Objective To observe the clinical efficacy of early application of PCSK-9 inhibitors in treatment of acute ST segment elevation myocardial infarction (STEMI) patients with spontaneous recanalization of culprit vessels.
Methods A total of 124 STEMI patients with spontaneous recanalization of culprit vessels after percutaneous coronary intervention (PCI) from January to June 2020 in the Second Affiliated Hospital of Zhengzhou University were selected, they were divided into evolocumab group (n=70) and control group (n=54) according to the use of PCSK-9 inhibitor. The success rate of operation and blood flow classification of thrombolysis in myocardial infarction (TIMI) were compared between the two groups, and echocardiography and cardiac function markers were used to evaluate the recovery of cardiac function. Incidence rates of major adverse cardiovascular events (MACE) and clinical adverse events in 6 months of follow up were recorded.
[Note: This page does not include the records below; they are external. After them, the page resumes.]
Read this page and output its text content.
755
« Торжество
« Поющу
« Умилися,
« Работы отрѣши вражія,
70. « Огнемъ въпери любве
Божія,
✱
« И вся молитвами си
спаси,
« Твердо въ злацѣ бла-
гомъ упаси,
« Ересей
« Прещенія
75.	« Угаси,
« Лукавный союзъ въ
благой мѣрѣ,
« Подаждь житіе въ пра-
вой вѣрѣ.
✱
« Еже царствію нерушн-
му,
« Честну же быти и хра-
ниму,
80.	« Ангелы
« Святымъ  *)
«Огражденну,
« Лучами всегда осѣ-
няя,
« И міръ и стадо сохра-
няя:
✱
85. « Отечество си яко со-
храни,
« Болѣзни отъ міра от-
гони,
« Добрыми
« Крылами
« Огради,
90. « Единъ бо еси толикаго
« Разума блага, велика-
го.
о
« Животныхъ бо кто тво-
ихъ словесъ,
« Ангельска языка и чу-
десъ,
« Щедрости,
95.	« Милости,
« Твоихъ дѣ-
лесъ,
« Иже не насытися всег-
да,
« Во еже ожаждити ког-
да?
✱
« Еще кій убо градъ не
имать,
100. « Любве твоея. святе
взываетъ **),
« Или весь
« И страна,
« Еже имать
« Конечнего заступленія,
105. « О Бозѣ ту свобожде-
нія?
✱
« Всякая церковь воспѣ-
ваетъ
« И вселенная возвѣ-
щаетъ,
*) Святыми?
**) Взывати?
Results The average hospital stay, low density lipoprotein cholesterol, N-terminal pro-brain natriuretic peptide, preoperative and postoperative high-sensitivity C reactive protein levels of the patients in the evolocumab group were significantly lower than those in the control group, while the left ventricular ejection fraction, preoperative and postoperative ratios of grade 3 blood flow of TIMI were significantly higher than those in the control group (P < 0.05). The incidence of MACE within 6 months of follow-up in the evolocumab group was significantly lower than that in the control group (P < 0.05).
Conclusion For STEMI patients with spontaneous recanalization of culprit vessels, early application of PCSK-9 inhibitor can increase myocardial reperfusion volume and improve cardiac function and prognosis.